On Tuesday, the World Health Organization confirmed that there has officially been an outbreak of Polio in the children native to the northeastern part of Syria. Since Syria’s civil war has caused vaccination rates to tremendously fall, the public and other country’s public health offices fear the disease spreading across the continent through children especially.
Spreading rabidly in children under five, Polio is caused by a virus that can be obtained by eating or drinking contaminated food and water. In Syria’s less-than-sanitary conditions, it is no surprise that the disease is spreading like wildfire through the refugee camps in neighboring countries. In the Deir al-Zor province which borders Iraq, 22 children were reported as paralyzed as of October 17th. The World Health Organization’s regional library in Tunis has been able to isolate the strand of the polio virus in samples gathered from affected victims, with the other 12 samples expected to have results within the next few days.

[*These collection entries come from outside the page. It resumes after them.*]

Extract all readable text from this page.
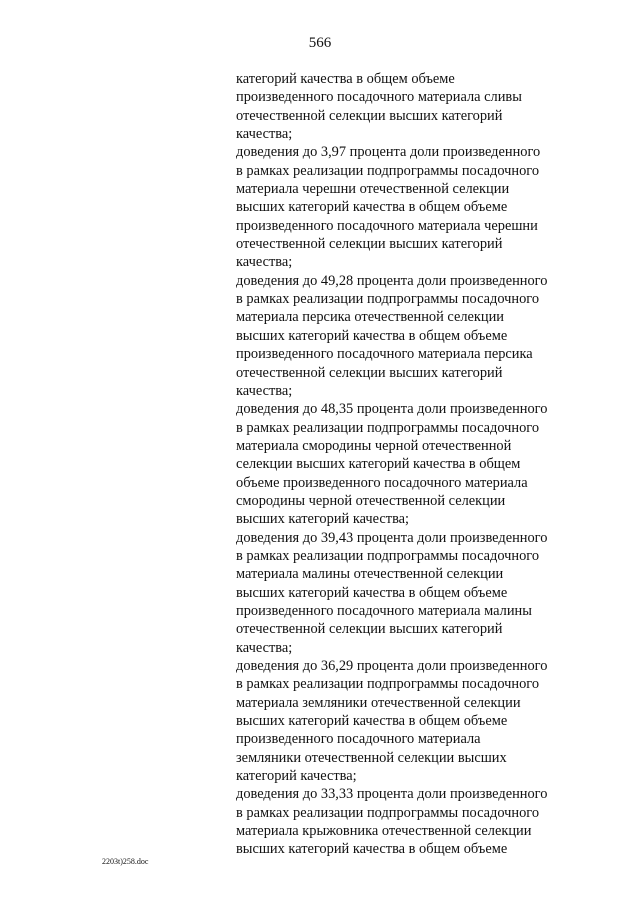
566
категорий качества в общем объеме
произведенного посадочного материала сливы
отечественной селекции высших категорий
качества;
доведения до 3,97 процента доли произведенного
в рамках реализации подпрограммы посадочного
материала черешни отечественной селекции
высших категорий качества в общем объеме
произведенного посадочного материала черешни
отечественной селекции высших категорий
качества;
доведения до 49,28 процента доли произведенного
в рамках реализации подпрограммы посадочного
материала персика отечественной селекции
высших категорий качества в общем объеме
произведенного посадочного материала персика
отечественной селекции высших категорий
качества;
доведения до 48,35 процента доли произведенного
в рамках реализации подпрограммы посадочного
материала смородины черной отечественной
селекции высших категорий качества в общем
объеме произведенного посадочного материала
смородины черной отечественной селекции
высших категорий качества;
доведения до 39,43 процента доли произведенного
в рамках реализации подпрограммы посадочного
материала малины отечественной селекции
высших категорий качества в общем объеме
произведенного посадочного материала малины
отечественной селекции высших категорий
качества;
доведения до 36,29 процента доли произведенного
в рамках реализации подпрограммы посадочного
материала земляники отечественной селекции
высших категорий качества в общем объеме
произведенного посадочного материала
земляники отечественной селекции высших
категорий качества;
доведения до 33,33 процента доли произведенного
в рамках реализации подпрограммы посадочного
материала крыжовника отечественной селекции
высших категорий качества в общем объеме
2203t)258.doc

"Out of those 22 being investigated, 10 are now confirmed to be due to polio virus," Oliver Rosenbauer, spokesman of the WHO polio eradication programme, told a news briefing in Geneva. Rosenbauer continues on in saying, “Most victims are under two years old and are believed never to have been vaccinated or to have received only a single dose of the oral vaccine instead of the three which ensure protection from polio”, he said.
This is Syria’s first reported Polio outbreak since 1999, with Roseanbauer telling Reuters, “"Immunizations have started in that area”. With the Syrian civil war trying to remove president Bashar al-Assad, the city of Deir al-Zor is partly controlled by the government and partly controlled by the rebel forces. Around 65,000 children under the age of five live in the Deir al-Zor province, and are deemed extremely vulnerable to being infected with the disease seeing how they are not receiving proper medical treatment and are not living in sanitary conditions.
Executive director of UNICEF Anthony Lake held “businesslike and encouraging” meetings with the Syrian Prime Minister Wael al-Halqi as well as other important senior officials to discuss the outbreak’s immediate threat to Syrian public health and children’s health. Lake demanded that 500,000 Syrian children be vaccinated against Polio and the other infectious diseases which were named earlier.
"With cases of polio now emerging in Syria for the first time since 1999, reaching every child with polio and other vaccinations is not only an urgent and critical priority for Syria but for the whole world," Lake said in a statement at the end of his previously unannounced two-day visit to Damascus.
With large numbers of Syrians fleeing the country from its ongoing civil war, other countries are worried about this highly-communicable disease being spread into neighboring territories.
"Of course this is a communicable disease. With population movements it can travel to other areas. So the risk is high of(its) spread across the region," Rosenbauer said.